House Energy and Commerce Environment and the Economy Subcommittee Chairman released a “discussion draft” of a TSCA reform bill called the “Chemicals in Commerce Act (CICA).”  This version builds on the Lautenberg-Vitter Chemical Safety Improvement Act S. 1009, with a focus on EPA setting high priority chemicals based on risk (hazard and exposure) for intensive review and letting "low priority" chemicals lay until new information comes in.  His summary is provided here.  Keyword is "balanced."

American Chemistry Council (ACC) likes it.  Rep. Waxman and Enviros don't.  What else is new?  Hopefully, it will generate dialog.
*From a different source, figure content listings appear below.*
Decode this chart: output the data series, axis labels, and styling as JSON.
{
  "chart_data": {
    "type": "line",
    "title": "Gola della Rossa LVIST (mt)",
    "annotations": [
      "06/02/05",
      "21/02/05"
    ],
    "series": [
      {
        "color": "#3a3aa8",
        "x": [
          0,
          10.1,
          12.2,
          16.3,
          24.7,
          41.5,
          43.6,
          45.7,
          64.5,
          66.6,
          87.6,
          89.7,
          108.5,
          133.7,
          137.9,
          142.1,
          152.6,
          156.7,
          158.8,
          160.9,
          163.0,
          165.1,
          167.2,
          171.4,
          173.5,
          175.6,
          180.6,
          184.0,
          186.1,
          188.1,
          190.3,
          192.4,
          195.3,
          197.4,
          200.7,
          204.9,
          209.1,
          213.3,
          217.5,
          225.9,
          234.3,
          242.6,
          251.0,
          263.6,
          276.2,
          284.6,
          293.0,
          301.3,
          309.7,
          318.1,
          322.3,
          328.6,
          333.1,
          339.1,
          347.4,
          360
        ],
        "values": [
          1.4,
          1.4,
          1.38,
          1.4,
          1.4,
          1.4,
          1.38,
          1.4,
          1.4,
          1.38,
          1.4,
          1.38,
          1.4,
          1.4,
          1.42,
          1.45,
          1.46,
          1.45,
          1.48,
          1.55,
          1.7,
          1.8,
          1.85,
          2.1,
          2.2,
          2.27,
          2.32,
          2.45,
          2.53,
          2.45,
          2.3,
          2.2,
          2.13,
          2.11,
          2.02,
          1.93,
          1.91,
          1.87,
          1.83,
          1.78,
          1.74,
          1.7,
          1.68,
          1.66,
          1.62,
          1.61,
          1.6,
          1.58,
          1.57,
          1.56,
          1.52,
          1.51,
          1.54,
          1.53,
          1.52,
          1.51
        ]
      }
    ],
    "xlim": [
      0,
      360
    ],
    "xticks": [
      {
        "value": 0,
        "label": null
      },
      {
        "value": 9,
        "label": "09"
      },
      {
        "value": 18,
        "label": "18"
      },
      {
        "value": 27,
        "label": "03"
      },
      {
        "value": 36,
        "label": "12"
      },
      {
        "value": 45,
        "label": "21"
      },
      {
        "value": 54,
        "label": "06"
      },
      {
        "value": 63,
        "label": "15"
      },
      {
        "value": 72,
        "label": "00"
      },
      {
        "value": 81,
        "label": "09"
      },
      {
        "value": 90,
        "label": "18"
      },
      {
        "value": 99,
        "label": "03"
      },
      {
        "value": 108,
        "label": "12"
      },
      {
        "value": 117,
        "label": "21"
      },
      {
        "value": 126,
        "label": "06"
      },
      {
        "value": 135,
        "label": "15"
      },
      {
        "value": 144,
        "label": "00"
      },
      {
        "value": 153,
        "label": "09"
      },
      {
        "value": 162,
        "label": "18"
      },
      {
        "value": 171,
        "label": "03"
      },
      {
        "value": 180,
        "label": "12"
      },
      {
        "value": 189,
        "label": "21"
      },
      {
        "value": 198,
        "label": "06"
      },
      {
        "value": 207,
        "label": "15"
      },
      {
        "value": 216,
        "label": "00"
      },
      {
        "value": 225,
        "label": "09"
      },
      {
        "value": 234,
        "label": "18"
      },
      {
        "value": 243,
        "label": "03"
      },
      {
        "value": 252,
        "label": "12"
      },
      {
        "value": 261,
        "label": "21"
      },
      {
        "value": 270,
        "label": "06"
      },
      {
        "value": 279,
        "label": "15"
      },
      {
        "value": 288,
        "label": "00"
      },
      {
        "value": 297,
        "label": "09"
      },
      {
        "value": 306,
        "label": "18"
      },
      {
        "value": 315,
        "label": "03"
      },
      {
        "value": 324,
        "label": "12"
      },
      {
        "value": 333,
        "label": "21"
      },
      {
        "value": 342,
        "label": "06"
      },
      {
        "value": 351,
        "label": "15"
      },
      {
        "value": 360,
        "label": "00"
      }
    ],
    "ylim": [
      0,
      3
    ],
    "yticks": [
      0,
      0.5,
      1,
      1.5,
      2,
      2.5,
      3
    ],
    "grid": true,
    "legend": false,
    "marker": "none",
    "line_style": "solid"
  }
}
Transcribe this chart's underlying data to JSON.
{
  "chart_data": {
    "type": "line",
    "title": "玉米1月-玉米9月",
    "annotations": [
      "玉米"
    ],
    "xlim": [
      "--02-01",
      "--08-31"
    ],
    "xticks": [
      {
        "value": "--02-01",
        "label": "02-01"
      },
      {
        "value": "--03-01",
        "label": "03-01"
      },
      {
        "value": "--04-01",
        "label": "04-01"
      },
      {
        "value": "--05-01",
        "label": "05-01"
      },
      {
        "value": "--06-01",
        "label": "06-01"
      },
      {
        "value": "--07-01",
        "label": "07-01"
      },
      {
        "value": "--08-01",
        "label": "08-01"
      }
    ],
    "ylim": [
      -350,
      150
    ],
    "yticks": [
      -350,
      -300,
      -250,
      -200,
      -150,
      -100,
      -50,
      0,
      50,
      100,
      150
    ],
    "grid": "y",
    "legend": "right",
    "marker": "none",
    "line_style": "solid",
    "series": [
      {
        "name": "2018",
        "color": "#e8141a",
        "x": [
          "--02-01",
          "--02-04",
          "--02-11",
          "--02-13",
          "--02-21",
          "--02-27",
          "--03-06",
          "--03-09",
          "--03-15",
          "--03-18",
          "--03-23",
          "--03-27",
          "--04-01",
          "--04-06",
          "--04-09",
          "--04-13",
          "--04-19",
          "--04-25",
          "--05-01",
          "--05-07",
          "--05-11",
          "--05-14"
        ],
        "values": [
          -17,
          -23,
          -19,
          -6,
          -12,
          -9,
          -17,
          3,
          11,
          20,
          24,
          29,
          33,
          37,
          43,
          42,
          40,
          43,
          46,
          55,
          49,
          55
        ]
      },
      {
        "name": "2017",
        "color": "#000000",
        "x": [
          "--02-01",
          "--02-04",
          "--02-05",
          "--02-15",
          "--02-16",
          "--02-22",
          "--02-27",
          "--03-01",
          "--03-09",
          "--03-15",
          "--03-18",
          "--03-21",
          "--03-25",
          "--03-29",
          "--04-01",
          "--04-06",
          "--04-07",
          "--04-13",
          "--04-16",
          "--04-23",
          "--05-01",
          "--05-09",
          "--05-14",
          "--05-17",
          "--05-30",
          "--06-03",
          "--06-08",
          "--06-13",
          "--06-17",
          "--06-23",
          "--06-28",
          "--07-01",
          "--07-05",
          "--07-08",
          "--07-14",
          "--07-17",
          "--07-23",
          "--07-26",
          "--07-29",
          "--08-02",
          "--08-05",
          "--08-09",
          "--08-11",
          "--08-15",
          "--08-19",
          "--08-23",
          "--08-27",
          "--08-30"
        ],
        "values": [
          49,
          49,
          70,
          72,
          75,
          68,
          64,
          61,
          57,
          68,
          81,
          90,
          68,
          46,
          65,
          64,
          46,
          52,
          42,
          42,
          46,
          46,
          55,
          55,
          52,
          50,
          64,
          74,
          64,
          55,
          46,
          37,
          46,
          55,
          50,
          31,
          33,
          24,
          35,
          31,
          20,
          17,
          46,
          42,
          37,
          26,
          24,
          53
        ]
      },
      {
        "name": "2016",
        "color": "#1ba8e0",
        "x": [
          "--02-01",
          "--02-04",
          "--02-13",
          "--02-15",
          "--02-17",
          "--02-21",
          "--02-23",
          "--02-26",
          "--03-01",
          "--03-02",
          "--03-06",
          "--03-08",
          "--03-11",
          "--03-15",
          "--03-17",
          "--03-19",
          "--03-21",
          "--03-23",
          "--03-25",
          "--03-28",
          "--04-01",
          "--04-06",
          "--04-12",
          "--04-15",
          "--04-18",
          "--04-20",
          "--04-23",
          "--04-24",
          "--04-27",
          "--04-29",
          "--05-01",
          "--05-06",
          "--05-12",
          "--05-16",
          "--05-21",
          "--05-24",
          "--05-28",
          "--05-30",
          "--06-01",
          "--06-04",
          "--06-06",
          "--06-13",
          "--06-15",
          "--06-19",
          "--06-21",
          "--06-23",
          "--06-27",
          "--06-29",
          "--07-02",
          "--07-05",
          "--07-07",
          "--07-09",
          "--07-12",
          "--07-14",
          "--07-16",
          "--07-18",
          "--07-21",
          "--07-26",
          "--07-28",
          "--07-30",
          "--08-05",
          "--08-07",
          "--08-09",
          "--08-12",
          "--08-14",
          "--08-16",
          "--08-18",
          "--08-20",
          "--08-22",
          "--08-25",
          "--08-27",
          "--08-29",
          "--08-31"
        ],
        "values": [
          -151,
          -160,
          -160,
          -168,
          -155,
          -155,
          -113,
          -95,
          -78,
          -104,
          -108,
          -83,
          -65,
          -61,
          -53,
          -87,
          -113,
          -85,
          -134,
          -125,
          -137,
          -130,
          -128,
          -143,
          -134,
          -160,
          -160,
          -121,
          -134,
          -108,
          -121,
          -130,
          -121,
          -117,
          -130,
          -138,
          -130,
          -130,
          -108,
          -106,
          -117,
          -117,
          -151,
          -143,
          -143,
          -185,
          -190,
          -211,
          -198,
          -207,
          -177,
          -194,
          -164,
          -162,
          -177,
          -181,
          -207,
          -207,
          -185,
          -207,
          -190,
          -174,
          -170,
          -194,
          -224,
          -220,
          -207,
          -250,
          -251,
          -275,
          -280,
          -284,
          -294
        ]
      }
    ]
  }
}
It appears to address some of the concerns raised by the Senate bill, but not to the degree the enviros want.  E.g., explicitly added consideration of vulnerable subpopulations; doesn't trigger preemption until a final rule; but still no required data for new and existing chemicals; added some deadlines for prioritization, but not for starting to knock off chemicals (which still requires cost-benefit balancing). Seems to simplify all the prioritization rigamarole, but the devil's always in the detail.  Heavy on the "best available science," quality of data, weight of evidence and risk (as it should be).  Also responded to earlier testimony from the electronics industry to lay off articles and byproducts and reclamation. Seems to have dropped the concept of a "safety standard" per se.  Still relies on an EPA finding regarding "unreasonable risk"  "under intended conditions of use."  Also requires restrictions to be "proportional" to risk (i.e., if a warning label will reduce unreasonable risky behavior enough, you don't have to ban a chemical's manufacture).  Bergeson & Campbell did a nice detailed review.

Hearing to be held March 12: link to watch it live and/or read testimony here.

I really don't see this passing this year - everyone is getting too dug in.